What does it mean to be an Indian woman in today's 'New India'?
Having a forehead adorned by a bindi, of course! Haven’t you read the tweets?
Anand Ranganathan, an author and editor with the Rashtriya Swayamsevak Sangh (RSS)-affiliated Swarajya Magazine, commenting on the latest Fabindia advertisement controversy, tweeted:
The advertisement in question, titled ‘Jashn-e-Riwaaz’, has attracted the ire of the boycott brigade, for the promotion's purported misrepresentation of Diwali.
It depicts four women models – three in sarees and one in a salwar kameez. Now, far beyond me be it to question how these are not ‘traditional Hindu attires’, as BJP MP Tejasvi Surya has proclaimed in a tweet, kick-starting the whole controversy.
It is the blatant objectification of women in these tweets that is deeply troublesome, and not merely because women such as I don’t prefer our appearance being compared to poorly prepared Indian food items.
The plea, rather, is against the sermon by men on what 'completes' a woman's look.
The barrage of commentary that Surya’s tweet has pioneered details appropriate clothing for women, what the models should instead be wearing, down to the last tilak.
Is it necessary for Indian women, or even Hindu women, to wear ‘traditional Hindu' attires? What even is a 'traditional Hindu' attire?
The Cultural Burden
As women capable of choice and autonomy, the oft-meted out pontification on what we should or should not wear irks us.
The statements furthered by Surya, Ranganathan, and others of their tribe are a textbook example of how the patriarchal gaze persists in modern Indian society, how it preys on women, examines us as rightful commodities of culture, and ordains itself the guardian of our bodies.
The patriarchal system sits in judgment over women’s dressing, demanding that it adheres to 'tradition.' By doing so, it robs us of the agency to be the makers of our own choices, sartorial or otherwise.
“It is not about personal choice, it is about public propaganda,” states another traditionalist who insists upon the necessity of the bindis for the Fabindia models.
Personal preference goes for a toss when you’re made into a tool for ‘public propaganda’. Even as you believe you’re a free, autonomous, individual, you’re smacked down on occasion and reminded you’re not.
Indian women, in this manner, have the burden of conveying the orthodox cultural values that the patriarchal regime dictates and preserves, imposed on them.
And any deviation from the prescribed ideals for women, even one as little as a bindi, becomes a threat to the entire culture.
Fabindia Ad not First One to Elicit Reactions on Women’s Portrayal
The Fabindia advertisement is not the first instance where concern has risen over women’s portrayal and a supposed lack of ‘Indianness’ or ‘Hinduness’; it is merely the most recent.
In September this year, an advertisement issued by ethnic wear brand Manyavar had put some conservative knickers in a twist.
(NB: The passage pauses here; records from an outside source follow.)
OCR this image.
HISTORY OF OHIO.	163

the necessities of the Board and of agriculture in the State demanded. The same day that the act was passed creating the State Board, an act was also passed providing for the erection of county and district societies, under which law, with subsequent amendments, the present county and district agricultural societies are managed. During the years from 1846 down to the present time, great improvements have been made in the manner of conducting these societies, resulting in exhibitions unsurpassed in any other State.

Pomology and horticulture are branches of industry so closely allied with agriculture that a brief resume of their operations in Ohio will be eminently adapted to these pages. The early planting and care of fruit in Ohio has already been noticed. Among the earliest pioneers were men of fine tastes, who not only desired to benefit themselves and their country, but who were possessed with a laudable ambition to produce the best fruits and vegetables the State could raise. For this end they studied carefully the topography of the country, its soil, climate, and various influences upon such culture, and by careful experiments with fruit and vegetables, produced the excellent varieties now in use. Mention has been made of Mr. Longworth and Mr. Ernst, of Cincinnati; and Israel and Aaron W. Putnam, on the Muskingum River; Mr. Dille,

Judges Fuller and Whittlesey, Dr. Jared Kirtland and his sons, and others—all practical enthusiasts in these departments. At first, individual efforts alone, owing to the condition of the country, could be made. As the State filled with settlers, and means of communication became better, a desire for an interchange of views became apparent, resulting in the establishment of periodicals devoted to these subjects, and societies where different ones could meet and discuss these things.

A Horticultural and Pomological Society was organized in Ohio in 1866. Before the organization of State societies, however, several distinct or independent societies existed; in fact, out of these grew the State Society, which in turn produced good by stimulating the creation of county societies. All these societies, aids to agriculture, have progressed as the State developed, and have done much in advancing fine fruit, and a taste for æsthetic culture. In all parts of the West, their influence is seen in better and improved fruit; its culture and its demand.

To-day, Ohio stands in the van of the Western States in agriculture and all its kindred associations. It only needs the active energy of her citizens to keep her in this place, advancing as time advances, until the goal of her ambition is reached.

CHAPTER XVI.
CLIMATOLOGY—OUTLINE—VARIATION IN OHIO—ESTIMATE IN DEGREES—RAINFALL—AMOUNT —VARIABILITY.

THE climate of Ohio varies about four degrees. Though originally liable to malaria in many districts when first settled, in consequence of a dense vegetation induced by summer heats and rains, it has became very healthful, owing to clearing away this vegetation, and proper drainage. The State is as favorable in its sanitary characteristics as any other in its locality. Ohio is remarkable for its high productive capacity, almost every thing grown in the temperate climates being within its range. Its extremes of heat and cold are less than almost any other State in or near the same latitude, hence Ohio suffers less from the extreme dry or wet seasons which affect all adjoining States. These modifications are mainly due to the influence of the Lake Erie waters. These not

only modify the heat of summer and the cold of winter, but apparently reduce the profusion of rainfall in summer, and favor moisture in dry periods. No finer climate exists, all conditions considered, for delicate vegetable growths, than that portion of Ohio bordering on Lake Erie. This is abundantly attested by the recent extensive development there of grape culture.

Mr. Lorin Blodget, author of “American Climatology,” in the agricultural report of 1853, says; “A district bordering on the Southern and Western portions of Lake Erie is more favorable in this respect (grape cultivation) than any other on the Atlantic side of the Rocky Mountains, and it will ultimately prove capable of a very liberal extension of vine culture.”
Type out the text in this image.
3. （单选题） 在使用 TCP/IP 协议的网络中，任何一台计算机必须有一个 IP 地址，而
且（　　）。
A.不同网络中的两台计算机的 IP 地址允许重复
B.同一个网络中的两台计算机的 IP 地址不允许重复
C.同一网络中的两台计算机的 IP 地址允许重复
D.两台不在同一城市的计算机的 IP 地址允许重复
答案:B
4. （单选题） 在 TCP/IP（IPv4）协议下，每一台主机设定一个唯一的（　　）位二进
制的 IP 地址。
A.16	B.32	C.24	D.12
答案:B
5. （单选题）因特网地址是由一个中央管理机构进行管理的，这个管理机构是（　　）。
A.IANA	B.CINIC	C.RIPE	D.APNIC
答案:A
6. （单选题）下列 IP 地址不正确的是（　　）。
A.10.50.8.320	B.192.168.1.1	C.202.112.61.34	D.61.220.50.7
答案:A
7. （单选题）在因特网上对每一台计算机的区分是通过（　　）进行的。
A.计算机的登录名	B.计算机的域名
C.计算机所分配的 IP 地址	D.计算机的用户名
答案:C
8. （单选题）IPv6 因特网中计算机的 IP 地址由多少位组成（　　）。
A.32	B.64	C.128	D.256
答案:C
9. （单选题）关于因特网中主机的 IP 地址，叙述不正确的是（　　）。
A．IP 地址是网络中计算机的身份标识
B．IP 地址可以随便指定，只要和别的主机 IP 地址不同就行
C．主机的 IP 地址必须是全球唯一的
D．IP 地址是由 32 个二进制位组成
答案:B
The ad had depicted Alia Bhatt as a bride at a wedding, where Bhatt voices her objection against the kanyadaan, a Hindu ritual that denotes the ‘giving away’ of the bride to the groom’s family.
The bride’s reluctance towards the ritual was condemned by Hindutva vigilantes. The woman's act of self-assertion was seen as an assault on the long-running Hindu customs.
In October last year, jewellery brand Tanishq had released a promotional video for its collection called ‘Ekatvam’ (unity). The ad depicted the baby shower of a Hindu woman, who had married into a Muslim household. Alleging ‘love jihad’, Twitter trolls pounced on the ad with sharpened claws.
In positing that the daughter-in-law had been lured by the family for the purposes of ‘jihad’, the woman was once again denied agency by her self-appointed spokespersons.
Time and again, then, the portrayal of women's choice in advertisements have been censured as being injurious to socio-cultural mores.
To patriarchs and other associates, stop outsourcing the maintenance of your idea of ‘Indianness’ or 'Hinduness' to women.
We’re Indian enough without your help.
And as for the critics of the Fabindia promotion: I, as an Indian Hindu woman, feel myself one no matter what my attire.
A bindi, or the lack thereof, on my forehead is not a label that you can read me by.